②【便利な赤ちゃん用具屋さん/コンビニエンスベビーグッズ】
・具現化系能力
 子どもの為になる用具を具現化する能力。
 紙オムツからベビーカーまで具現化出来るものは様々。
 保有オーラがある限り何度でも具現化可能。

〈制約〉     
・具現化出来るのは生前のミシャが知っていた物のみに限られる。
・子どもの育成に必要と思われないものは具現化出来ない。
・具現化する度に保有オーラ量が減少する。
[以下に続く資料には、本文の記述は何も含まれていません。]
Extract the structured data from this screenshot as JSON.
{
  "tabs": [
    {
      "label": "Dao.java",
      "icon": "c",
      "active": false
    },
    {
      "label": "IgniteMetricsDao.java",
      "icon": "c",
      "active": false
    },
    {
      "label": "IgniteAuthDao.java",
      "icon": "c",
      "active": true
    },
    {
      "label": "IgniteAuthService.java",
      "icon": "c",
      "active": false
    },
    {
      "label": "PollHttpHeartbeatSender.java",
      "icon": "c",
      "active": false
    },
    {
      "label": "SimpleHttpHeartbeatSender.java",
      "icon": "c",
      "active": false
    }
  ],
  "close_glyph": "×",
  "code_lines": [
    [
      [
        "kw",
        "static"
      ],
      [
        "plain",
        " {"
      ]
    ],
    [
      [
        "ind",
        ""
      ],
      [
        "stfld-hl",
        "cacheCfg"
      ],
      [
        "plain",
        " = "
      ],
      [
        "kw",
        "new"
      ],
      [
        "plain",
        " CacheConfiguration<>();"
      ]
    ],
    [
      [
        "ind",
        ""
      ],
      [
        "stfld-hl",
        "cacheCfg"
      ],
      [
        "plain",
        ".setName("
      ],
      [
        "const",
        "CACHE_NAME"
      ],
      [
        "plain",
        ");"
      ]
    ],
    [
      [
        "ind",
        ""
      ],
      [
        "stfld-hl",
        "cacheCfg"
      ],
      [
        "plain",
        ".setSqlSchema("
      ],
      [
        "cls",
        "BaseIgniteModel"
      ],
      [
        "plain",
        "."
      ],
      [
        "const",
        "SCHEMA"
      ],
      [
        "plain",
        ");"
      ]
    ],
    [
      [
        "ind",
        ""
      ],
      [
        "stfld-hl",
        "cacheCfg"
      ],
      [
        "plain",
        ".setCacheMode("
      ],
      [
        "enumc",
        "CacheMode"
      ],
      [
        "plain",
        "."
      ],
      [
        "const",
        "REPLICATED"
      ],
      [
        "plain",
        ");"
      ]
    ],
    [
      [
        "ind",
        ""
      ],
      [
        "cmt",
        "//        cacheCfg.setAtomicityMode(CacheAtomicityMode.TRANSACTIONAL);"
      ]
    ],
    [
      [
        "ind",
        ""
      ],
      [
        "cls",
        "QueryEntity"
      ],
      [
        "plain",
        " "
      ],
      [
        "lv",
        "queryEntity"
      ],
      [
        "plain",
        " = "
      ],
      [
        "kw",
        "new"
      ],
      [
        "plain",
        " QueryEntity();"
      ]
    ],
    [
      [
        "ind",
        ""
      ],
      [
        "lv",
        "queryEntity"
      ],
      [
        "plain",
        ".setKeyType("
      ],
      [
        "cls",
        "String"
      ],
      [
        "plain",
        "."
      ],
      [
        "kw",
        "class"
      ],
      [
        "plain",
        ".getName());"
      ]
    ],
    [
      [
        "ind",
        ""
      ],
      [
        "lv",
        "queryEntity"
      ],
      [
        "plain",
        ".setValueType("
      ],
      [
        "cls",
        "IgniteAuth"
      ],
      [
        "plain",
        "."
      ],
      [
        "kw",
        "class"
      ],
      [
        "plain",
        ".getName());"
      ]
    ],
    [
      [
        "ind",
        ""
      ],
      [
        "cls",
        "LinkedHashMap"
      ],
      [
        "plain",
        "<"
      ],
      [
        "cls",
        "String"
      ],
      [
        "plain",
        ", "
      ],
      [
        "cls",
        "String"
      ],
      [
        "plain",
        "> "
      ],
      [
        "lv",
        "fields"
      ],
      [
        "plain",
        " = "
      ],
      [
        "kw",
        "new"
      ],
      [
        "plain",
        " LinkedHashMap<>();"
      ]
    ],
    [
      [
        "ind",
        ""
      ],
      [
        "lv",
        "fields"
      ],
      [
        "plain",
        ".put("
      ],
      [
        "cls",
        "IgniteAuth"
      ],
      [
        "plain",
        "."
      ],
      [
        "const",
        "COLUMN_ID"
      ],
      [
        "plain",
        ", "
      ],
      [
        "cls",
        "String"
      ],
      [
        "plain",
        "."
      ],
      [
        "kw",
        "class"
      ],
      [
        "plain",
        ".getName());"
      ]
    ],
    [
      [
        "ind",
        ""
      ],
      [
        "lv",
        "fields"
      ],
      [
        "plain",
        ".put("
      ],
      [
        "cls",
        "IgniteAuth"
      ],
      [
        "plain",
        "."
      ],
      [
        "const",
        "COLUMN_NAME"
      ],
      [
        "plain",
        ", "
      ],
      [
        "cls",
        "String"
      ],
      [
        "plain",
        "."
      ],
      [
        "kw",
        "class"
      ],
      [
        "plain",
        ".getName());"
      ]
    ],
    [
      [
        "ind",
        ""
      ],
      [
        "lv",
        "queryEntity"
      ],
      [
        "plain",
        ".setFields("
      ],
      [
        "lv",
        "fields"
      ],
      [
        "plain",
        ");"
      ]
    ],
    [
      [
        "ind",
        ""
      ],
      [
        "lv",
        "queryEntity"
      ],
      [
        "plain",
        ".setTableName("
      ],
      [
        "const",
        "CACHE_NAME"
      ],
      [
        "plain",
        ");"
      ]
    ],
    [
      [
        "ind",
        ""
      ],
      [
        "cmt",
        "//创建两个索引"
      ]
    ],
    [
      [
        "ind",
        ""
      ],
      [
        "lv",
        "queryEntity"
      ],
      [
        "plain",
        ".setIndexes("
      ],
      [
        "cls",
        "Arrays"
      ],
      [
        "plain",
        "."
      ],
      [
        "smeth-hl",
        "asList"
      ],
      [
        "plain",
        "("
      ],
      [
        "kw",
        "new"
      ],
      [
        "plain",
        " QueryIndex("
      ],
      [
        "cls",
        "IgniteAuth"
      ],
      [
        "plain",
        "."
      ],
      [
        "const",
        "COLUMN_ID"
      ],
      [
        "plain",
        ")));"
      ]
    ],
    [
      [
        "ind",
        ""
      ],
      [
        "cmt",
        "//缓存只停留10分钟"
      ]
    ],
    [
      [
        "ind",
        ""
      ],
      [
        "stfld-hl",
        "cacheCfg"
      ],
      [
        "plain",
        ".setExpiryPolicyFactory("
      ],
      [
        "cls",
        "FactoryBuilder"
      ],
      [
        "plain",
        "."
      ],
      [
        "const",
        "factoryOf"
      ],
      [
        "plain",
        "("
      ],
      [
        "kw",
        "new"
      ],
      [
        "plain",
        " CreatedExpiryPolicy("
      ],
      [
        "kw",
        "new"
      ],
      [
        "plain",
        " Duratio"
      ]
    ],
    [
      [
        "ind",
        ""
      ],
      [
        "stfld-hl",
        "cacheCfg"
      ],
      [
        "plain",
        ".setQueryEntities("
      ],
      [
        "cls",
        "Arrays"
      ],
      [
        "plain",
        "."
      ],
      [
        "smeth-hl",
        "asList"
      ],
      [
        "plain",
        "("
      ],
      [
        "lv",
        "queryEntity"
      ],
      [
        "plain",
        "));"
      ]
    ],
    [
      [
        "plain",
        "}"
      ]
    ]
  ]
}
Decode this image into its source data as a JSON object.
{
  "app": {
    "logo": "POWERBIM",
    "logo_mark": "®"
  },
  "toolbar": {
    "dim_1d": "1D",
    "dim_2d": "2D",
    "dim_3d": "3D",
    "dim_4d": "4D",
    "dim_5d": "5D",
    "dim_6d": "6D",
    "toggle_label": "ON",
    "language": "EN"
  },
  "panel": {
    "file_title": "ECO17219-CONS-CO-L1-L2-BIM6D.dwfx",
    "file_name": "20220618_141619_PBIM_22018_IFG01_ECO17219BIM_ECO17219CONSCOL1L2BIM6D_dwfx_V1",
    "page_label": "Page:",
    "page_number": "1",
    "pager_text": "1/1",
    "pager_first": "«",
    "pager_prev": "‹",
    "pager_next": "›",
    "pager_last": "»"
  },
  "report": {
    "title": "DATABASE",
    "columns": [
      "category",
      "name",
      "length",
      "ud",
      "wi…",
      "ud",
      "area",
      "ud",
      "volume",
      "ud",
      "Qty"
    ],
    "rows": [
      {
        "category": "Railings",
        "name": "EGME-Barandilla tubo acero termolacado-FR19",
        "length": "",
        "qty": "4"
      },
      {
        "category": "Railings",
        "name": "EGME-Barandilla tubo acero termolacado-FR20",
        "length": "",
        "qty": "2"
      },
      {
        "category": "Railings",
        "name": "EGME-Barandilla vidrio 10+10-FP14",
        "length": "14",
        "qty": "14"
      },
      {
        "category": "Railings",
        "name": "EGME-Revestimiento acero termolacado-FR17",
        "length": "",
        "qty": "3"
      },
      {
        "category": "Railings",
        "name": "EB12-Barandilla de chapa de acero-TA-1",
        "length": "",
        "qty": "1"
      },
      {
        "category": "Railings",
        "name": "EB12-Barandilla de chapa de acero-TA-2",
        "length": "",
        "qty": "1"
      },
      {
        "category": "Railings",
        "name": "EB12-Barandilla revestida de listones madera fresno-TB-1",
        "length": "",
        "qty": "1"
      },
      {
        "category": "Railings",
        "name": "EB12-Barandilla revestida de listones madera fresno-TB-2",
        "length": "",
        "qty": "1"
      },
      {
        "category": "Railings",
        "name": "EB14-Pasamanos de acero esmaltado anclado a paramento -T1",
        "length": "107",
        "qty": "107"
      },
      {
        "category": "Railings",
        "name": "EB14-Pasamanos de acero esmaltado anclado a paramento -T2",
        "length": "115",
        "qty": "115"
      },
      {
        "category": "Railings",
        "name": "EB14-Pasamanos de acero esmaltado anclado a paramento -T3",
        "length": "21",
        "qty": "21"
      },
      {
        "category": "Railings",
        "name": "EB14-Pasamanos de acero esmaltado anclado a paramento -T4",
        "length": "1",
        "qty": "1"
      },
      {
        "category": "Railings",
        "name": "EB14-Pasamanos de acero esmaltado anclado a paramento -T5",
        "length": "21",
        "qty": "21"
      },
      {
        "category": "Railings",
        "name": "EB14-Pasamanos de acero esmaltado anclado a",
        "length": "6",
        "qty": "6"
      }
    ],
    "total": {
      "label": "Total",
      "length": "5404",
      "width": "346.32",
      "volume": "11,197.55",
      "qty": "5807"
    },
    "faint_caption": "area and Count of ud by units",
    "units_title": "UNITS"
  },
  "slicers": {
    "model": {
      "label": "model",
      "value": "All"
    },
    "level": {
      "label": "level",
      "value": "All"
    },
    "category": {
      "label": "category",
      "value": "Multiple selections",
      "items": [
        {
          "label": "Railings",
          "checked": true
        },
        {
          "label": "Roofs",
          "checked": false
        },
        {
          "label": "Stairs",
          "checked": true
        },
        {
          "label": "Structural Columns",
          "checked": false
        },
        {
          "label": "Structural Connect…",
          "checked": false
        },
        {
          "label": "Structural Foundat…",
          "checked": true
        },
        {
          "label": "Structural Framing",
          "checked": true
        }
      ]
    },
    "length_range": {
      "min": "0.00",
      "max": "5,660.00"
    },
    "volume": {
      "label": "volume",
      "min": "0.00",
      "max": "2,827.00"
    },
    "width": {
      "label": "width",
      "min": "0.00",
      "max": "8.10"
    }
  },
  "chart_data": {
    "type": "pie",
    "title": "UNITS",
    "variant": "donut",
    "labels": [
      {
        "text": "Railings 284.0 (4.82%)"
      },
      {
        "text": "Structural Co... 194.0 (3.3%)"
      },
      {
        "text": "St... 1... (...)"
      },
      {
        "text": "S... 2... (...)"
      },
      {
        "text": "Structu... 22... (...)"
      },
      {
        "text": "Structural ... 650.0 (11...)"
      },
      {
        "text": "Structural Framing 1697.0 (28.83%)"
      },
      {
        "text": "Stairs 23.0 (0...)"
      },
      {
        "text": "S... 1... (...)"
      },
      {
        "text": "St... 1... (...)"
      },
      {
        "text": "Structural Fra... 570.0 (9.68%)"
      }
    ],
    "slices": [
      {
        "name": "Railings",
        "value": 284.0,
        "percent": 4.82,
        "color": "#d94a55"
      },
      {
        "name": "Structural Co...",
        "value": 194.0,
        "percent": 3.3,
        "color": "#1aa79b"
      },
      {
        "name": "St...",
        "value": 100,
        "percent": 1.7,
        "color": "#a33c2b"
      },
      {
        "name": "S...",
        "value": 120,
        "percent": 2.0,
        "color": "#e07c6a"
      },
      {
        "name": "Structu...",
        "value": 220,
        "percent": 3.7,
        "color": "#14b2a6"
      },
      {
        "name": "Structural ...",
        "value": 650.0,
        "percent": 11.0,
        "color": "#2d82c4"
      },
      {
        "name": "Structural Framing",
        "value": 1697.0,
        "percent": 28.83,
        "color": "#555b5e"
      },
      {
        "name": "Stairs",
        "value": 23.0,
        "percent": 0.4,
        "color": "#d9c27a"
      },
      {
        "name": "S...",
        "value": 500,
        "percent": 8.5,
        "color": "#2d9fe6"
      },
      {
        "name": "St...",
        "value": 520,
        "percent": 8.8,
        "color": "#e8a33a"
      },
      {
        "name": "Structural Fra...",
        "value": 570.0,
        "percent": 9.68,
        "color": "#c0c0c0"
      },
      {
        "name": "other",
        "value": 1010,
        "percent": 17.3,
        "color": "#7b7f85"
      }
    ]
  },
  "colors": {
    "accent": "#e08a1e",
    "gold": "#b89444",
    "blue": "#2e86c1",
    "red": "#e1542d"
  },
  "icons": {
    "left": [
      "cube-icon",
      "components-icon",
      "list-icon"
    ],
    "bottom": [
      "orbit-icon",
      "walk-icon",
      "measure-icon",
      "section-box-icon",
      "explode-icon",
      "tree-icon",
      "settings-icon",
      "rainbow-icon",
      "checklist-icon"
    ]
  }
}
消費されるオーラ量は具現化する物の大きさに比例する。

〈誓約〉
・特になし。



③【愛の躾/キョウイクママ】
・操作系能力
 子どものために心を鬼にして躾をする。
 躾を受けた子どもは無意識を操作され、二度とその躾を受けた原因となった行動を起こさないように意識を誘導される。
 この能力は死者の念に対しても有効である。
 同じ対象に何度も使用すると返って反発してしまう。躾も程々が一番。

〈制約〉
・真に子どもを想って叱らないと発動しない。
・同じ対象に何度も使用すると返って反発してしまうことになる。許容回数は対象の精神によって変化するので、さじ加減が難しい。 
・使用する度に保有オーラ量が減少する。

〈誓約〉
・特になし。

 補足:この【偉大なる母の愛/グレイトフル・マザー】は、死したミシャの子を想う無念が死者の念となって発現した念能力であるため、主人公が使用しているわけではありません。